There is a broad class of crisis situations that can be abstractly characterized in a similar fashion: The goal of a team of people is to gain access to specific structures or objectives through a terrain that presents obstacles and is subject to continuously changing conditions. Examples include fire fighting operations, earthquake and flood response, rescues, tank battles, urban warfare, and hostage situations. Various route-planning and travel-planning tasks can be viewed in this way as well. The members of the team interact in part through language and in part through a model of the terrain, either a map or some richer representation. They use the terrain model to identify structures, terrain features, routes of access, and obstacles along these routes, and they must update the model as conditions change.
The terrain model is essentially a dynamic database of geographical information. It is potentially very rich in information, containing many levels of detail and best viewed with a specific focus or perspective. Thus, for complex tasks it is essential to have a computer-based presentation of the terrain model.
The most convenient means for interacting with such a computerized terrain model would be natural language and gesture. (By ``gesture'' we mean the use of pointing or the drawing of simple figures on a display.) This raises the problem of reference, broadly construed as the recognition of the mapping from the way meanings are expressed to the entities in the model that they indicate. This includes the problem of resolving referential expressions in context, on the basis of their form and content. But another aspect of the problem of reference arises from the fact that the conceptualizations of space that underlie natural language and gesture, on the one hand, and current terrain models, on the other, are radically different. There is a significant gap that must be bridged. The essentially topological conceptualization of space that underlies natural language must be mapped into the more geometric representations of the terrain model.
We propose to investigate the properties of interactions with the terrain model and between team members as they would occur in such a crisis situation. Our focus will be on elucidating the mapping from natural language and gesture to the terrain model. Specifically, we will investigate
Our first task has been to design ``Wizard of Oz'' experiments to elicit the coordinated use of language and gesture in interacting with a terrain model. Because of the software that is already available at SRI, our first experiment, to be carried out in the summer of 1997, will involve travel planning with a computer-based map and other information about a city to be toured. We have run pilot sessions on this set-up, and turned up a wide variety of styles of interacting with such a system, from users who try to keep their inputs simple for the computer with tightly coordinated speech and gesture, to users who ramble on and on with little use of gesture.

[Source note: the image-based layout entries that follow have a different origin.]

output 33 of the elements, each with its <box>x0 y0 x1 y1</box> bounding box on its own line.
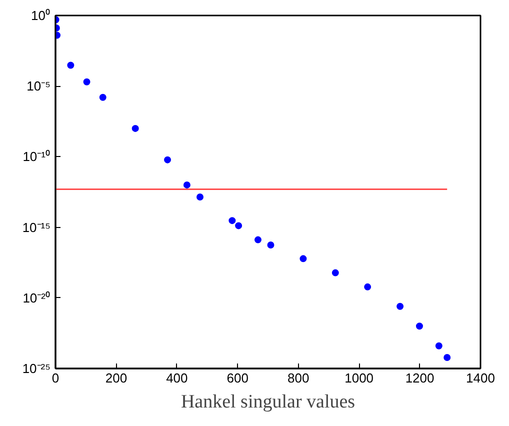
point <box>67 62 74 69</box>
point <box>396 302 404 310</box>
point <box>364 283 372 290</box>
x-tick-label: 400 <box>166 370 188 386</box>
point <box>99 94 106 101</box>
x-axis-title: Hankel singular values <box>180 392 356 412</box>
point <box>196 194 204 200</box>
point <box>435 342 442 350</box>
point <box>444 354 451 362</box>
x-tick-label: 800 <box>288 370 310 386</box>
point <box>228 217 236 224</box>
y-tick-label: 10⁻²⁵ <box>22 361 51 376</box>
y-tick-label: 10⁻¹⁵ <box>22 220 51 235</box>
point <box>254 236 262 244</box>
y-tick-label: 10⁻²⁰ <box>22 290 51 306</box>
y-tick-label: 10⁻⁵ <box>26 78 51 94</box>
point <box>416 322 423 330</box>
point <box>183 181 190 188</box>
y-tick-label: 10⁻¹⁰ <box>22 149 51 164</box>
x-tick-label: 200 <box>105 370 128 386</box>
point <box>300 255 307 262</box>
point <box>83 78 90 86</box>
point <box>235 222 242 230</box>
x-tick-label: 1400 <box>466 370 495 386</box>
point <box>164 156 172 164</box>
y-tick-label: 10⁰ <box>31 8 51 23</box>
point <box>132 124 139 132</box>
point <box>332 269 339 276</box>
x-tick-label: 1000 <box>344 370 374 386</box>
point <box>267 241 274 248</box>
x-tick-label: 600 <box>226 370 248 386</box>
x-tick-label: 0 <box>52 370 60 386</box>
x-tick-label: 1200 <box>405 370 434 386</box>
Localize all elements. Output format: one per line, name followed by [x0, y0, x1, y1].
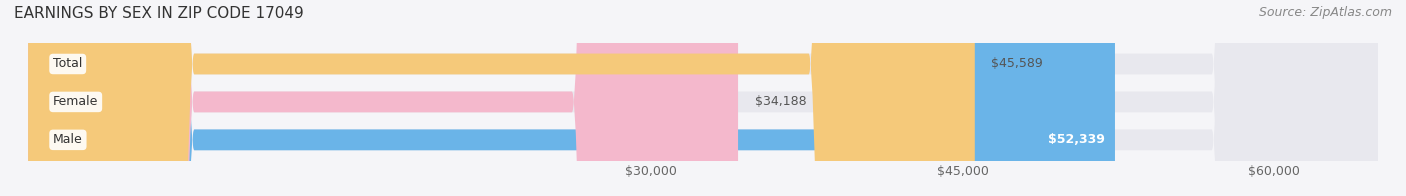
Text: $34,188: $34,188 [755, 95, 806, 108]
FancyBboxPatch shape [28, 0, 1378, 196]
Text: Source: ZipAtlas.com: Source: ZipAtlas.com [1258, 6, 1392, 19]
Text: Female: Female [53, 95, 98, 108]
FancyBboxPatch shape [28, 0, 1378, 196]
Text: EARNINGS BY SEX IN ZIP CODE 17049: EARNINGS BY SEX IN ZIP CODE 17049 [14, 6, 304, 21]
Text: $45,589: $45,589 [991, 57, 1043, 71]
FancyBboxPatch shape [28, 0, 1378, 196]
Text: Total: Total [53, 57, 83, 71]
Text: $52,339: $52,339 [1047, 133, 1105, 146]
FancyBboxPatch shape [28, 0, 974, 196]
Text: Male: Male [53, 133, 83, 146]
FancyBboxPatch shape [28, 0, 1115, 196]
FancyBboxPatch shape [28, 0, 738, 196]
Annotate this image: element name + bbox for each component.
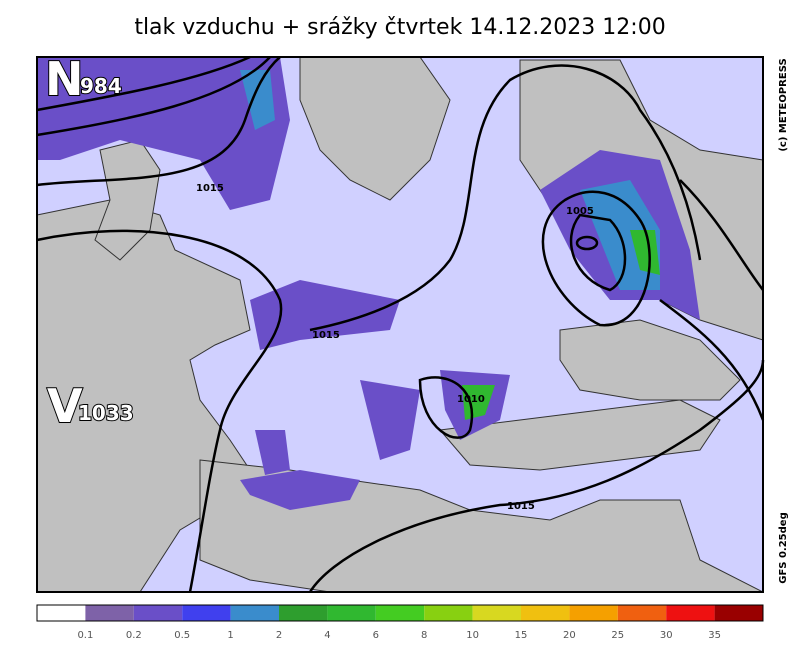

One of the problems we face in this task is how to encourage the use of gesture without biasing users to a particular small set of gestures.
The second scenario we have been exploring would involve expert or trainee fire-fighters directing resources to objectives while using a terrain model rich in topographic and other information. The design of this experiment is in a much more preliminary stage.
In addition to the experimental work, we are looking at fundamental aspects about how spatial information is represented in language. Specifically, we are developing an axiomatic theory of scales, or scalar notions, which underlie our conceptualizations of space and other phenomena. This work will be reported on at the AAAI Workshop on Language and Space, in Providence, RI, July 27 and 28.
The problems of multimodal reference and how discourse structure influences it, and of nature of the mapping from the linguistic and conceptual representations of language and gesture and the more geometric representation of terrain models are problems of significant scientific interest and practical utility, and they are the focus of this project.